Deputy Attorney General James M. Cole testified before a bipartisan group of lawmakers, reasserting the Administration’s claim that the NSA’s tactics “achieve the right balance” between protecting American safety and privacy.
But lawmakers on both sides of the aisle expressed concern that the NSA is violating Americans’ Constitutionally-protected privacy rights.
“It’s clear to me that we have a very serious violation of the law,” Representative John Conyers (D-Mich.) told an assembly of officials representing the Justice Department, NSA, FBI, and Director of National Intelligence’s Office. “I feel very uncomfortable about aggregated metadata on hundreds of millions of Americans, everybody, including every member of Congress and every citizen who has a phone in the United States of America. This is unsustainable, it’s outrageous, and must be stopped immediately.”
Other lawmakers called for Section 215 of the Patriot Act, which grants the government the power to collect communications metadata, to be changed.
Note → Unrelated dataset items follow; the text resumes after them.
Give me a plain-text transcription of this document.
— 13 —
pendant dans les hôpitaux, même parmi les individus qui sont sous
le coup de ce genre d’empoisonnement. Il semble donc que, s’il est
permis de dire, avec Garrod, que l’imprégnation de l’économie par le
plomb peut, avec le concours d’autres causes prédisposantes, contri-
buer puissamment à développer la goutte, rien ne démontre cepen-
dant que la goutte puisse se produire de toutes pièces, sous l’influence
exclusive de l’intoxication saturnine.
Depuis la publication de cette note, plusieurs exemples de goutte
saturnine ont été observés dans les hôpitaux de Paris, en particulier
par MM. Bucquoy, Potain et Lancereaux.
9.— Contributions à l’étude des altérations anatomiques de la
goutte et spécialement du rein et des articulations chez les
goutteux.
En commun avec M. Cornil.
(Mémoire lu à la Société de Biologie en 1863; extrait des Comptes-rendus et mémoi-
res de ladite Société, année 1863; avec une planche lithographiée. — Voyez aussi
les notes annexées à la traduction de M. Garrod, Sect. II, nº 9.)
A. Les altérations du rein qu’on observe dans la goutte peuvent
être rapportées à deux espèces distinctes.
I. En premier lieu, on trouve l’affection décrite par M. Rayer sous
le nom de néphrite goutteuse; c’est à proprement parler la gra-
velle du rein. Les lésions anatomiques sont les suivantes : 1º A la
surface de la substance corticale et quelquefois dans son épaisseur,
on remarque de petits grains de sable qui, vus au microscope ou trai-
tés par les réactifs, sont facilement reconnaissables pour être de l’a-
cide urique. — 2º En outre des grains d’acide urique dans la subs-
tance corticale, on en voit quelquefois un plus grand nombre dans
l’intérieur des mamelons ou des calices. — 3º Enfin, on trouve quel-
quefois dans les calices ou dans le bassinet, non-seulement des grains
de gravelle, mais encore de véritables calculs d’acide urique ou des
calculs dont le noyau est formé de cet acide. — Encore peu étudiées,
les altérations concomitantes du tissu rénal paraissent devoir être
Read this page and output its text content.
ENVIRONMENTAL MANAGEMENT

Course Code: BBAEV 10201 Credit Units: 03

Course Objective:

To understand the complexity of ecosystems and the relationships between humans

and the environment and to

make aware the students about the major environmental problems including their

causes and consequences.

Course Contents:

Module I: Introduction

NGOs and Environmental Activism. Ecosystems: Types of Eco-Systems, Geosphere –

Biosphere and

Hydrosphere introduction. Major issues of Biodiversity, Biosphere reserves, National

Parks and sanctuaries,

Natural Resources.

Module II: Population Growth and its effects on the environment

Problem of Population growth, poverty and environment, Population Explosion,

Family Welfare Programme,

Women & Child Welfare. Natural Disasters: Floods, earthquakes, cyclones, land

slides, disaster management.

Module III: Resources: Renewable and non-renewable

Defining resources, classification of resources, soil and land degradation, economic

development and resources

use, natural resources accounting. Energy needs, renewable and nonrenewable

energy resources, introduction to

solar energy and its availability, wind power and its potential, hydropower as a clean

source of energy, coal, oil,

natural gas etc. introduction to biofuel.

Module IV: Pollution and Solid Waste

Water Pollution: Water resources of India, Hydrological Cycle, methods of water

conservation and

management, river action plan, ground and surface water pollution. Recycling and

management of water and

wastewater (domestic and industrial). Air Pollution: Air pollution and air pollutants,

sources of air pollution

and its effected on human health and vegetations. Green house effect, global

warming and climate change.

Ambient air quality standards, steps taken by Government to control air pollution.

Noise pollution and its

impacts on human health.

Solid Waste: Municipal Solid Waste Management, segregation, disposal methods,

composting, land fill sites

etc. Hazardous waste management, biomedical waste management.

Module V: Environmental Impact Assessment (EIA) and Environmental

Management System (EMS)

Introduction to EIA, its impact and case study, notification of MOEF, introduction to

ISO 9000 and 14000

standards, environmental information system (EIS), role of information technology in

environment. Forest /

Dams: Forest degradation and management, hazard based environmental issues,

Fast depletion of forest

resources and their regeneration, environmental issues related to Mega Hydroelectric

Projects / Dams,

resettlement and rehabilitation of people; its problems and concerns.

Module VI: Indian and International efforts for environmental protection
Otherwise, lawmakers say the provision will not muster the legislative support needed for renewal so that it can be used to target legitimate terror concerns.
“It’s got to be changed,” said Representative F. James Sensenbrenner Jr. (R-Wis.). “And you’ve got to change how you operate 215 . . . or you’re not going to have it anymore.”
Representative Zoe Lofgren (D-Calif.) agreed with the Republican’s assessment.
“I think very clearly this program has gone off the tracks legally and needs to be reined in,” she said.